Georges Papandréou, le premier ministre grec, a déclaré que le moment était " unique ". Làszlo Andor, le commissaire européen à l'emploi, l'a qualifié " d'historique ". Moins lyriques, Dominique Strauss-Kahn, directeur général du Fonds monétaire international (FMI), et Juan Somavia, son alter ego de l'Organisation internationale du travail (OIT), les deux coprésidents de la conférence sur la croissance et l'emploi qui s'est tenue à Oslo, lundi 13 septembre, ont estimé que cette manifestation représentait un " pas important " pour que la croissance profite enfin à tous.
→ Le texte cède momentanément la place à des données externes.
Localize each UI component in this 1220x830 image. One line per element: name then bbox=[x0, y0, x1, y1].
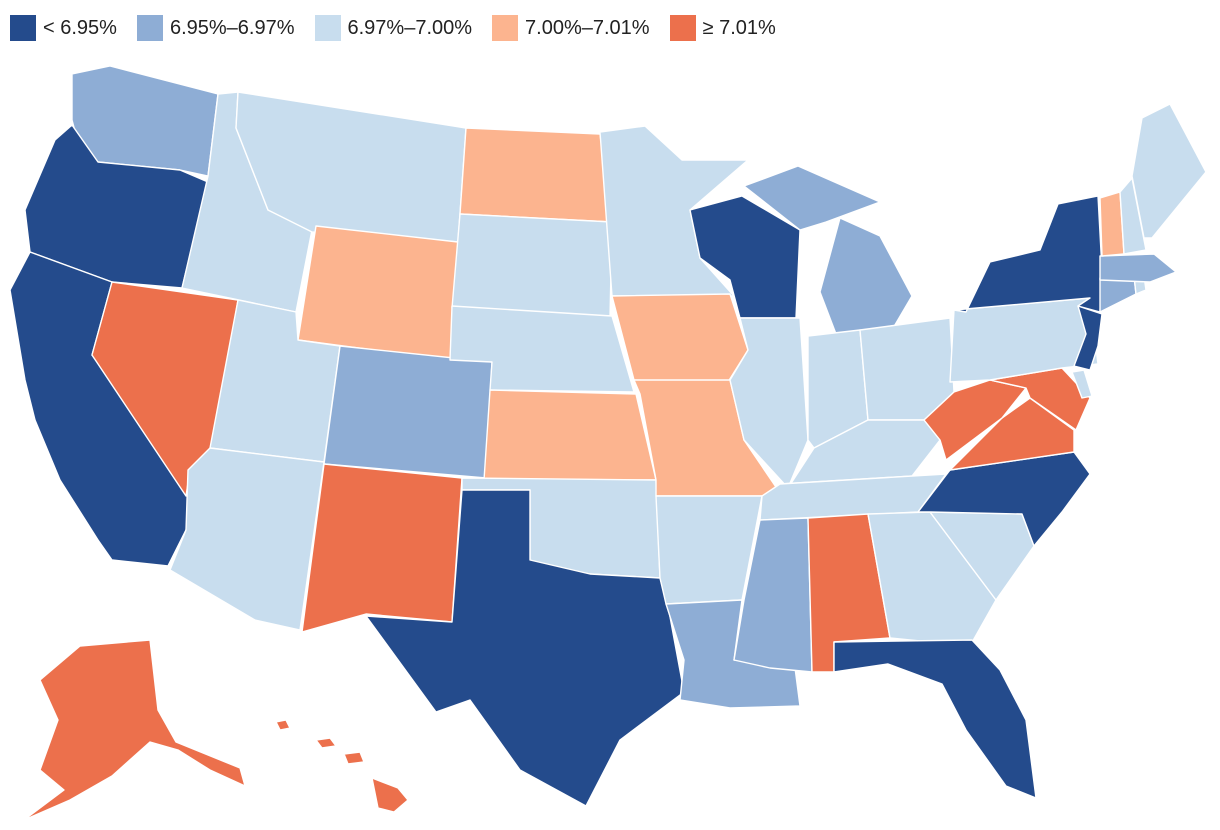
state-hi[interactable] bbox=[275, 719, 409, 813]
state-co[interactable] bbox=[323, 345, 493, 479]
state-il[interactable] bbox=[729, 317, 809, 489]
state-wv[interactable] bbox=[923, 379, 1027, 461]
state-wy[interactable] bbox=[297, 225, 459, 361]
state-fl[interactable] bbox=[833, 639, 1037, 799]
legend-item-2: 6.95%–6.97% bbox=[136, 15, 295, 41]
legend-label: 6.95%–6.97% bbox=[169, 16, 295, 39]
legend-label: ≥ 7.01% bbox=[702, 16, 776, 39]
legend-item-1: < 6.95% bbox=[10, 15, 117, 41]
state-tx[interactable] bbox=[365, 489, 685, 807]
legend-swatch bbox=[492, 15, 519, 41]
legend-label: 6.97%–7.00% bbox=[347, 16, 473, 39]
state-nd[interactable] bbox=[459, 127, 613, 223]
state-ma[interactable] bbox=[1099, 253, 1177, 283]
legend-swatch bbox=[669, 15, 696, 41]
legend-label: < 6.95% bbox=[43, 16, 117, 39]
state-ny[interactable] bbox=[953, 195, 1103, 313]
legend-label: 7.00%–7.01% bbox=[525, 16, 650, 39]
state-de[interactable] bbox=[1071, 369, 1093, 399]
state-ia[interactable] bbox=[611, 293, 749, 383]
state-nh[interactable] bbox=[1119, 177, 1147, 255]
legend-swatch bbox=[10, 15, 36, 41]
map-legend: < 6.95% 6.95%–6.97% 6.97%–7.00% 7.00%–7.… bbox=[10, 14, 796, 42]
state-az[interactable] bbox=[169, 447, 325, 631]
legend-item-5: ≥ 7.01% bbox=[669, 15, 776, 41]
state-ks[interactable] bbox=[483, 389, 657, 481]
legend-item-4: 7.00%–7.01% bbox=[492, 15, 650, 41]
state-la[interactable] bbox=[665, 599, 801, 709]
legend-item-3: 6.97%–7.00% bbox=[314, 15, 473, 41]
state-nj[interactable] bbox=[1073, 305, 1103, 371]
state-nm[interactable] bbox=[301, 463, 463, 633]
state-pa[interactable] bbox=[949, 297, 1099, 383]
state-me[interactable] bbox=[1131, 103, 1207, 239]
legend-swatch bbox=[314, 15, 341, 41]
legend-swatch bbox=[136, 15, 163, 41]
state-or[interactable] bbox=[24, 124, 209, 289]
state-sd[interactable] bbox=[451, 213, 613, 319]
state-ak[interactable] bbox=[23, 639, 246, 821]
La tenue de cette conférence, son thème même, représentent une petite révolution pour le FMI, qui s'était acquis une réputation de " Père Fouettard " imposant aux pays en difficulté de tailler dans leurs dépenses, notamment de protection sociale. Comme l'a souligné José Luis Rodriguez Zapatero, le premier ministre espagnol, le Fonds a " changé de visage ".
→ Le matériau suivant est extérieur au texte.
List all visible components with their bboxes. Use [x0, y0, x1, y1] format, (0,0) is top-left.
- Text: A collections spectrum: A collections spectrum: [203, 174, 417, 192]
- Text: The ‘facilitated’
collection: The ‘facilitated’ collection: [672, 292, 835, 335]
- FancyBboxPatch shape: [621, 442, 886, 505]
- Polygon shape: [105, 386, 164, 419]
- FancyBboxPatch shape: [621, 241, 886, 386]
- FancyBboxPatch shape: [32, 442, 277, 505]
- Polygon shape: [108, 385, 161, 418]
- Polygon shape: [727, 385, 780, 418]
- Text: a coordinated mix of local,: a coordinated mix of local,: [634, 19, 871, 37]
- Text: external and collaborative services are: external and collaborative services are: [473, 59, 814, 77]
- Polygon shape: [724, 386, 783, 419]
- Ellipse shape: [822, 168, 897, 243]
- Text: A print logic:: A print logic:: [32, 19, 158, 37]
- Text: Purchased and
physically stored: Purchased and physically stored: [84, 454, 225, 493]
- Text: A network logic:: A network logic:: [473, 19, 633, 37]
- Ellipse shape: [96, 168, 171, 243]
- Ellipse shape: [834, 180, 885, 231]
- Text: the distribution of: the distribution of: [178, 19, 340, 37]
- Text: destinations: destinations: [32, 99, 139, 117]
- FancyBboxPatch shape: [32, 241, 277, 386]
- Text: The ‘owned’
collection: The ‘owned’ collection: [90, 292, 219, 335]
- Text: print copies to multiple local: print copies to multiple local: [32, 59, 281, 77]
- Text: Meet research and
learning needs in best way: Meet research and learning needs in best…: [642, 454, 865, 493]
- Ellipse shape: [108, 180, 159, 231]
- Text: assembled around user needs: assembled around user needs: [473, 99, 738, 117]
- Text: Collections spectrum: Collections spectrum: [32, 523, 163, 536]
Il ne s'occupait que de macroéconomie et la pratiquait façon " consensus de Washington ", c'est-à-dire sur un mode ultra-libéral. Le voici qui cosigne avec l'OIT un document soulignant les dégâts humains provoqués par une crise qui a fait basculer 34 millions de travailleurs dans le chômage depuis 2007 : l'espérance de vie des demandeurs d'emploi réduite de 1 à 1,5 année ; le redoublement en cours de scolarité pour leurs enfants qui gagneront, en moyenne, 10 % de moins que ceux des non-chômeurs ; l'impossibilité de tirer de la misère 1,3 milliard de personnes vivant avec moins de 2 dollars par jour, etc.
Thème cher à l'OIT qui en a fait l'un de ses chevaux de bataille, l'annonce publiée au soir de la conférence d'Oslo qu'ensemble, les deux institutions " exploreront le concept d'un plancher de protection sociale pour les populations pauvres ou vulnérables ", achève de brouiller l'image d'un FMI au coeur sec.
Tel était le but poursuivi par M. Strauss-Kahn qui, mois après mois, s'emploie à tirer de sa gangue comptable un " nouveau FMI " plus soucieux d'humain. " La croissance n'est pas tout ; encore faut-il qu'elle procure des emplois décents, a-t-il souligné. C'est le début d'une nouvelle façon de voir l'économie. "
Un défi de taille
Ce souci va jusqu'à pousser le FMI à se poser, avec l'OIT, une question iconoclaste : " Les inégalités de revenus nées de la mondialisation ne constituent-elles pas un obstacle à la croissance et à la stabilité économique ? " Encore sans réponse, cette interrogation est une " première " pour le Fonds dont l'alpha et l'oméga étaient le laisser-faire.
M. Somavia n'est pas peu fier de son coup. Il y a deux ans, il avait persuadé l'Organisation mondiale du commerce (OMC) de mettre du social dans son libre-échange. Avec la complicité de M. Strauss-Kahn, il promeut encore un peu plus son objectif de prédilection. " Il faut faire figurer l'emploi décent parmi les objectifs macroéconomiques au même titre que la maîtrise de l'inflation ou l'équilibre des comptes publics, nous a-t-il déclaré. Et non le considérer comme une résultante des politiques macroéconomiques. Nous voulons changer les priorités et mettre l'homme au coeur de nos économies. "
La prochaine " victime " de son combat en faveur de cette croissance recentrée ? La Banque mondiale, dont le rapport " Doing Business " juge les codes du travail comme un obstacle à l'investissement et qui note mal les pays dotés d'une solide législation en la matière.
Le FMI est-il devenu social-démocrate pour autant ? C'est aller un peu vite. Certes, au cours de ses derniers sauvetages, il a conseillé aux gouvernements de protéger les plus défavorisés, comme au Pakistan ou en Hongrie. Pourtant, il demeure un " médecin ", selon la métaphore de M. Strauss-Kahn, celui qui administre des potions amères et prescrit une diète sévère aux pays malades de leurs excès, comme la Grèce.
Les syndicats présents à Oslo ne s'y sont pas trompés. Certes, ils applaudissent la mutation de l'institution de Washington, mais demandent à voir. Echaudée par les promesses non tenues des G20 de Londres et de Pittsburgh (Etats-Unis), Sharan Burrow, secrétaire général de la Confédération syndicale internationale (CSI), a donc " mis au défi le FMI et l'OIT " de mener à bien leur projet de défendre ensemble une croissance riche en emplois. Un défi de taille : sont en jeu les 440 millions d'emplois qu'il faudra créer dans les dix ans seulement pour accueillir les jeunes arrivant sur le marché du travail.